А в интервалах между машинами видим такую же корову на свободе. Девочка при ней, она смотрит на тяжелые машины с любопытством. Ее корова вполне обезопашена, по чьему-то, видимо бабушки, соображению. Копыта обвязаны целлофановыми мешками. И почему-то на рогах целлофан.
Тут же щит, предупреждение: «На обочину не сходить! Опасно!»
А за этим — радио и телефонные голоса. О тревогах всего мира по поводу чернобыльской аварии. О шестидесяти тысячах ядерных боеголовках, в которых — сотни тысяч Чернобылей дожидаются своего часа. Заявления американских специалистов, доктора Роберта-Питера Гейла о масштабах и последствиях катастрофы в Чернобыле. Что думает по этому поводу МАГАТЭ.
И рабочие переговоры Чернобыля — Припяти с Москвой, Киевом…
…— Ветер поворачивает на юг. До этого несло на север и северо-запад. Дуло в сторону Белоруссии, Киев задело меньше. Но теперь угроза Киеву.
— Детей мы вывезли. В основном…
— Какая обстановка? Что предпринимает Комиссия?
— Усложняется обстановка. Есть опасность нового взрыва. Под реактором в бассейне может быть вода. А он постепенно оседает, реактор, может прожечь бетонную подушку.
26… — Температура?
— Снижаем.
— Сколько?
— 700.
— Ого! Молодцы! Даже на душе отлегло. Что, азот помог?
— Нет, азот не пошел. Выдувает; выносит его в сторону, там дыра.
Решили засыпать сверху. Доломитом, свинцом, песком. Чтобы забрать температуру у графита, горит меньше.
— Коллеги московские помогают?
— Да. Непрерывно прорабатывают варианты.
— Прогнозы ваши?
— Рано прогнозы делать.
…— У тебя большие звезды? Будут маленькие. Если к утру дело не будет сделано.
…— Что? Какие еще разрешения, согласования? Может, вам и стол из вашего кабинета доставить сюда? Писать будете, когда на пенсию пойдете.
…— Все 200 или даже 300.
— Чего? Миллирентген?
— Нет, рентген. Летим ближе?
— Да не надо. Всё хорошо видно, всё, всё хорошо! Мы довольны.
…— Скот будете забирать?
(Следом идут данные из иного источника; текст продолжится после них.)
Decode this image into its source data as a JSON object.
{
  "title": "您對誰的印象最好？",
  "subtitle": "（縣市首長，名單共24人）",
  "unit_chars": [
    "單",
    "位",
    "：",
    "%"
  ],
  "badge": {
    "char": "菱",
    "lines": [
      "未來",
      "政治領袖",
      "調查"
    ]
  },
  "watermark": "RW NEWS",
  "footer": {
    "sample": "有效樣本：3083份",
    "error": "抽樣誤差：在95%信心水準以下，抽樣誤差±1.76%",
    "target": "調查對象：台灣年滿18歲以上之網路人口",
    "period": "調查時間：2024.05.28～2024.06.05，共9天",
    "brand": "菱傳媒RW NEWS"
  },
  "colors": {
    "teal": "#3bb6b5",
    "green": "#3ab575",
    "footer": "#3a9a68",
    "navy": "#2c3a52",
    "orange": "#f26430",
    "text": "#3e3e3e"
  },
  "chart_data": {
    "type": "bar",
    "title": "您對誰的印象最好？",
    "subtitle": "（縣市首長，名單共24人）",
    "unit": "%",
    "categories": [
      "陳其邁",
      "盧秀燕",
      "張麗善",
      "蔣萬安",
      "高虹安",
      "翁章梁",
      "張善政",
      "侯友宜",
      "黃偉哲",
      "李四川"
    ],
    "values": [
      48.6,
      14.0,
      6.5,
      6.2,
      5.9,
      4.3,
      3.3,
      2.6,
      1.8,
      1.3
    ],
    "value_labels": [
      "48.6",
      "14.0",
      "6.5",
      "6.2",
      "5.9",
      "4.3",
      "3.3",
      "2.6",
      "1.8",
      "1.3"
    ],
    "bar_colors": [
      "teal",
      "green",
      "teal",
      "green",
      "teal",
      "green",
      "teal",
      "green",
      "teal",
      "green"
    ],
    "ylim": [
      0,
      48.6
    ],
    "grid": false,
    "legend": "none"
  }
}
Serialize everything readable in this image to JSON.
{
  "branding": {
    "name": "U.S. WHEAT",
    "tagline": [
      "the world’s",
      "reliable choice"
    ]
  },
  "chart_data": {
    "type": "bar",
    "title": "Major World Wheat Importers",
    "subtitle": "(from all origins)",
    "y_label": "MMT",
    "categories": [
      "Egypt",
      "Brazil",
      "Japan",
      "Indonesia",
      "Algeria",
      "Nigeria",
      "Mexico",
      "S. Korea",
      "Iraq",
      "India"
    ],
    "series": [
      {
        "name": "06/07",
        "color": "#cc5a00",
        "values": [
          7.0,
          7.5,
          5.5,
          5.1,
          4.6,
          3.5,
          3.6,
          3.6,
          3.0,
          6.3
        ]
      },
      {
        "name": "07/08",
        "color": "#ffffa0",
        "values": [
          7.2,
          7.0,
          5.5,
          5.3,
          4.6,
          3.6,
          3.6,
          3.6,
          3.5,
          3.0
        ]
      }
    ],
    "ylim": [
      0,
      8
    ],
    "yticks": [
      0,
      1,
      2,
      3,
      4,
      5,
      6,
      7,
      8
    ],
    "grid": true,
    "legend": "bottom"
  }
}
Или самим вывозить?
— Какой скот? Вы куда звоните?
— Вы Правительственная комиссия? Вам и звоним.
— Вот как? Будем забирать всё у вас? Не забывайте нас, звоните и по поводу кошки, если у вас есть проблемы с кошкой.
27. В кузове накрытого брезентом грузовика, приспособленного под перевозку людей, и наши старики, родители Кости. Ани с ними нет. Деревенские люди, в основном пожилые и дети, переселяют Костину деревню, вывозят из зоны, ставшей тоже опасной. Кузов забит вещами, даже телевизор, самовар, большие цветастые узлы.
А в стороне от дороги работают огромные машины — скреперы, бульдозеры, делают дело, которое кажется бессмысленным. Срезают на огромной площади чернозем, грунт, его куда-то увозят на машинах. Всё сделалось опасным для жизни, сама земля, которая прежде жизнь воспроизводила.
Страшная и бессмысленная работа, делается она упрямо и как-то даже азартно.